The planner is not a replacement for the signature guard; it is the layer above it. Plans go stale - the model discovers the CSV has a different schema than it assumed, and step two no longer makes sense. When that happens the agent has to re-plan, and a sloppy re-plan is exactly where a fresh loop can sneak back in. So the signature guard stays underneath as the catch-all, and the planner sits on top to keep the common case from ever getting there.
Why not just tell the model “don’t loop”?
Because the prompt is not where the loop lives. You can ask a model to avoid redundant calls, and it will mostly comply, but “mostly” is not a guarantee you can put in front of a customer or a billing account. The model is a stateless next-token function; it does not reliably remember that the call it is about to make is the same one it made ninety seconds and four thousand tokens ago. The guard does remember, deterministically, because remembering is a job for code, not for a probability distribution.
This is the same division of labour that runs through every robust agent. The model proposes; the harness disposes. Anything you need to be true - a spend ceiling, a tool that never gets unsafe input, a loop that always terminates - belongs in the deterministic shell around the model, not in the instructions you hope it follows.

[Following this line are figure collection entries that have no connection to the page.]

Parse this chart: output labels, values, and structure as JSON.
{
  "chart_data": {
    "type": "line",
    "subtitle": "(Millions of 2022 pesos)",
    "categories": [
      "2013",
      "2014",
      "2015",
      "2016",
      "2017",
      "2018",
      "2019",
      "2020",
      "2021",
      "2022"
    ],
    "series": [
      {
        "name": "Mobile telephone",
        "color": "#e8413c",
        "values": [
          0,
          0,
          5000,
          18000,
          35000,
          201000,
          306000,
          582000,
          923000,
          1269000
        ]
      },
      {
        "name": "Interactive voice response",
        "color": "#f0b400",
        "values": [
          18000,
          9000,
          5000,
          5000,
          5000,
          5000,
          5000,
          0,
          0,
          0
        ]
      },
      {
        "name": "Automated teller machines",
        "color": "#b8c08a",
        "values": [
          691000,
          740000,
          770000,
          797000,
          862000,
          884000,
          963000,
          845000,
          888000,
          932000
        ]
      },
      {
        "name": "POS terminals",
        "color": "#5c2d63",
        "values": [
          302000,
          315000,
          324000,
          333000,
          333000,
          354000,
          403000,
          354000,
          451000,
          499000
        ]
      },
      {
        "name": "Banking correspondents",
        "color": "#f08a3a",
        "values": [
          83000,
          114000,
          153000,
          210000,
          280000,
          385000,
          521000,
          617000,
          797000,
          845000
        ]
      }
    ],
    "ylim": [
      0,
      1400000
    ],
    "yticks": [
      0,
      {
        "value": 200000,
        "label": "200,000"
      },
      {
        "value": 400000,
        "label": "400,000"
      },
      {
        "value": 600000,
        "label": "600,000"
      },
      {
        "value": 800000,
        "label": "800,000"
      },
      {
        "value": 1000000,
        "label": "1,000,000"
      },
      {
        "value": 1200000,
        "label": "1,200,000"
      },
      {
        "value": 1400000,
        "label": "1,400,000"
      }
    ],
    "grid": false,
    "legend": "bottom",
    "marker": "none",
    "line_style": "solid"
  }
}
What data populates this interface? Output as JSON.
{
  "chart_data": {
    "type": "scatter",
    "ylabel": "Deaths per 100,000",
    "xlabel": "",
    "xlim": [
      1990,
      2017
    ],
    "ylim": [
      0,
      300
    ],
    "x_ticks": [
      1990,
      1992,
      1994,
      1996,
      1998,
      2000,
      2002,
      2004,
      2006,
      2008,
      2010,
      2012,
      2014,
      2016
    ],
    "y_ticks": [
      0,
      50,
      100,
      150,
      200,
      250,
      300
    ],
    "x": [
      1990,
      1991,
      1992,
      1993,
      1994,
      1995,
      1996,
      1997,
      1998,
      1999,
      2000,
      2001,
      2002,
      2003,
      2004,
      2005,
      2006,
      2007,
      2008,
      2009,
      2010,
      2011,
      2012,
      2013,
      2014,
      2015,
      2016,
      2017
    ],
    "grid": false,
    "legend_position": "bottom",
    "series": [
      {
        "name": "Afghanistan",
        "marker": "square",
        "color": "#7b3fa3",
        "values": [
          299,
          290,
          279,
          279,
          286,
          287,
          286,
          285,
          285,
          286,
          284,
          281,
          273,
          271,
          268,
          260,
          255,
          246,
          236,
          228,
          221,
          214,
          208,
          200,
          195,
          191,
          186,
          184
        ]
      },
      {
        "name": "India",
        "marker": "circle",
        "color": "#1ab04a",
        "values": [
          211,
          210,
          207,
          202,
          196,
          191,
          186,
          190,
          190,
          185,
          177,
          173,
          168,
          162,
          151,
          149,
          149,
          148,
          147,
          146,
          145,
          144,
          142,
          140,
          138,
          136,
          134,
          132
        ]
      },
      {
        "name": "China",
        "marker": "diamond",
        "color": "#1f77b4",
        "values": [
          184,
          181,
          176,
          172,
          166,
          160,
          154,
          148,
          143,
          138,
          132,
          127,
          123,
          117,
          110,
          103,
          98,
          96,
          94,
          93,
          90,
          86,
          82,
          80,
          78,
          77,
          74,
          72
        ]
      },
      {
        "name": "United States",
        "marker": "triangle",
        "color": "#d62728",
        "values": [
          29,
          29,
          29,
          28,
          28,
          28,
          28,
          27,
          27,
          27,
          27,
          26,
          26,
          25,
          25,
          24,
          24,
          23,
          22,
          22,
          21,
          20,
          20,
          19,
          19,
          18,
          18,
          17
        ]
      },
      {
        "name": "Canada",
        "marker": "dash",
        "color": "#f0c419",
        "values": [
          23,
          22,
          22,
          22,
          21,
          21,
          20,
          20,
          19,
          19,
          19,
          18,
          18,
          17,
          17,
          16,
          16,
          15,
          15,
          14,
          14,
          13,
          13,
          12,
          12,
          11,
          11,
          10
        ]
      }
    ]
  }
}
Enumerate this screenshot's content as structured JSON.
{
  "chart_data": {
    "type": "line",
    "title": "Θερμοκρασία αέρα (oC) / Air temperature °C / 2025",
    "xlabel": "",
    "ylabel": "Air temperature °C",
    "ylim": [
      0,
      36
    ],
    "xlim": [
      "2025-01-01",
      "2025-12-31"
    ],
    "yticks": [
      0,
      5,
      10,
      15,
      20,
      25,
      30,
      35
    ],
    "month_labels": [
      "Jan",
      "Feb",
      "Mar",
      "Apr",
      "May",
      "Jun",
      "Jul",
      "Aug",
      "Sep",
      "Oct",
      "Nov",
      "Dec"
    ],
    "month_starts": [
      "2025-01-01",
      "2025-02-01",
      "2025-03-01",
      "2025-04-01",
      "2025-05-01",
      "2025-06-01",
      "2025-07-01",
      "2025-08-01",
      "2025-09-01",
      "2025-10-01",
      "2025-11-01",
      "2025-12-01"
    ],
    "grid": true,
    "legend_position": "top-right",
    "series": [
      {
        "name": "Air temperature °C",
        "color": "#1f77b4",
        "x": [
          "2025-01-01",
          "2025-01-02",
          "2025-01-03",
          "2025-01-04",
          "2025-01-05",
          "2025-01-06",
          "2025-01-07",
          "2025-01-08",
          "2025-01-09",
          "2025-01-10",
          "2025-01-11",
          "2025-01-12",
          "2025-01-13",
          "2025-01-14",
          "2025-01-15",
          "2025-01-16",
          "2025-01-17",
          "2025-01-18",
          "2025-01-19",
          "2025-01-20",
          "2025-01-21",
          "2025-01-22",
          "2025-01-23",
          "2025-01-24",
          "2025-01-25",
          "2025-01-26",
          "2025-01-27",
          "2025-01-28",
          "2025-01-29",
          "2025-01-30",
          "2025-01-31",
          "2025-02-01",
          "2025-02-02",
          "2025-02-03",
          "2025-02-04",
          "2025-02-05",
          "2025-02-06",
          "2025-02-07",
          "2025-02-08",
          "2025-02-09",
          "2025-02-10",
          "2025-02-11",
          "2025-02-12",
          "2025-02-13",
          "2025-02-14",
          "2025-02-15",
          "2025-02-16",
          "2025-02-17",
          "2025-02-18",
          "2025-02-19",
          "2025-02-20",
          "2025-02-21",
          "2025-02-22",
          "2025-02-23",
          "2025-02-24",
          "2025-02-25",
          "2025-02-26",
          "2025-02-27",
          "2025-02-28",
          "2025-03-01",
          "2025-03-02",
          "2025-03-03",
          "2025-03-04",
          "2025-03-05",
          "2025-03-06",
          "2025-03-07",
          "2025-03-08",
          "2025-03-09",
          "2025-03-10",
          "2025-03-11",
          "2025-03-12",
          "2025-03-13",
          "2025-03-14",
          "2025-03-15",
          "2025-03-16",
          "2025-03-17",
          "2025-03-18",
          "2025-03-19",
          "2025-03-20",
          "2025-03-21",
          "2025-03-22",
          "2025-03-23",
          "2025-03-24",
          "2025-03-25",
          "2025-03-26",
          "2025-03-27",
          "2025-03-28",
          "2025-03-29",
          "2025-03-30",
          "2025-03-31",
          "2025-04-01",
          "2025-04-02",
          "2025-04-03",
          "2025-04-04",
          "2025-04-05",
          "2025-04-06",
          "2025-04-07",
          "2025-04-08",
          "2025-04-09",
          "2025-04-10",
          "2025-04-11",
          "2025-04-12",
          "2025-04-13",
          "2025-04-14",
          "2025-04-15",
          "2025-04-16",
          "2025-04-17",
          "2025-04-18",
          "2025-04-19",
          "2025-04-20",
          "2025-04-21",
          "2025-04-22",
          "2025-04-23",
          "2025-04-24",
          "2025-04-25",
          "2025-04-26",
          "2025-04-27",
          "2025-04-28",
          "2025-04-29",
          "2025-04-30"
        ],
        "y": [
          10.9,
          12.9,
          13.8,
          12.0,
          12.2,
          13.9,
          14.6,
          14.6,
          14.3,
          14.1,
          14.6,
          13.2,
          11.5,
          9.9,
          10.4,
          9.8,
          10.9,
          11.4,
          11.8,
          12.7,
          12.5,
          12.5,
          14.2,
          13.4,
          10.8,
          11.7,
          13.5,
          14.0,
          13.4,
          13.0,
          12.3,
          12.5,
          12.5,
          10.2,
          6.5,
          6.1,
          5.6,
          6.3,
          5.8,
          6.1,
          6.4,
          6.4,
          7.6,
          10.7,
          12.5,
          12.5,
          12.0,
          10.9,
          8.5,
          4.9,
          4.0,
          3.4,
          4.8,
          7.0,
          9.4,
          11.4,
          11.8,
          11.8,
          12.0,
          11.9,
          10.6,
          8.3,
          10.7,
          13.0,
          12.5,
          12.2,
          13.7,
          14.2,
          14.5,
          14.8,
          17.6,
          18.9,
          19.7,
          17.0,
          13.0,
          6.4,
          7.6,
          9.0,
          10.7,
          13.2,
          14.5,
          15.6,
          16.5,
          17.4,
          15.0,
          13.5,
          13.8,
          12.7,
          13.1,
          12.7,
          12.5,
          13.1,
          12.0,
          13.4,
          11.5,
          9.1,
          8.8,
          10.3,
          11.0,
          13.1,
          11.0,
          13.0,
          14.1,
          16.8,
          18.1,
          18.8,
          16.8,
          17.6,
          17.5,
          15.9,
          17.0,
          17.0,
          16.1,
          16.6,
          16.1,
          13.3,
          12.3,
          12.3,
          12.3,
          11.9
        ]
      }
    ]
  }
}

Prompt-only "please don't loop"
- Depends on the model complying every time
- No record of what actually repeated
- Fails silently and keeps spending
- Nothing to alert or log on
Deterministic loop guard
- Trips on the same signature every time
- Counts and names the repeated call
- Breaks the loop and nudges the model
- Emits a signal you can meter and alert on
Layers, not a single switch
The signature guard catches the stale-repeat case cleanly, but a production harness stacks a few cheap defences so that no single failure mode slips through. Each one is a backstop for the layer above it:
- A hard step budget. The outermost rail. Even a novel, non-repeating plan that never terminates hits
max_stepsand stops. This is the one that turns “endless” into “expensive but finite,” and it is not optional. - The signature guard. Catches the common identical-repeat cycle early, long before the step budget, and - crucially - explains itself to the model so it can recover instead of just being cut off.
- A no-progress check. Watches whether the transcript is still gaining facts. If several turns pass with new calls but no new information written to state, the harness treats it as a soft cycle and intervenes, even though no single signature repeated.
- An escalation path. When the guards fire and the model still cannot move, the honest move is to stop and hand back to a human with the transcript attached - not to keep paying for turns that are not converging.
The order matters. You want the gentlest intervention that works to fire first: the signature nudge gives the model a chance to self-correct, the no-progress check catches the subtler stalls, and the step budget is the last line that guarantees termination no matter what. By the time you reach escalation, you have a clean record of exactly what looped and why - which is the difference between a debuggable incident and a mysterious bill.
The takeaway
An agent that cannot loop forever is not a smarter agent - it is a better-engineered one. The model contributes the reasoning; the loop guard contributes the memory that this exact reasoning has already been tried. Keep that machinery small, deterministic, and legible, and the failure mode that used to arrive as a billing alert instead arrives as a single line in your logs: loop guard tripped, model redirected, task continued. That line is what “keeping a human in the loop without slowing the loop down” actually looks like in code.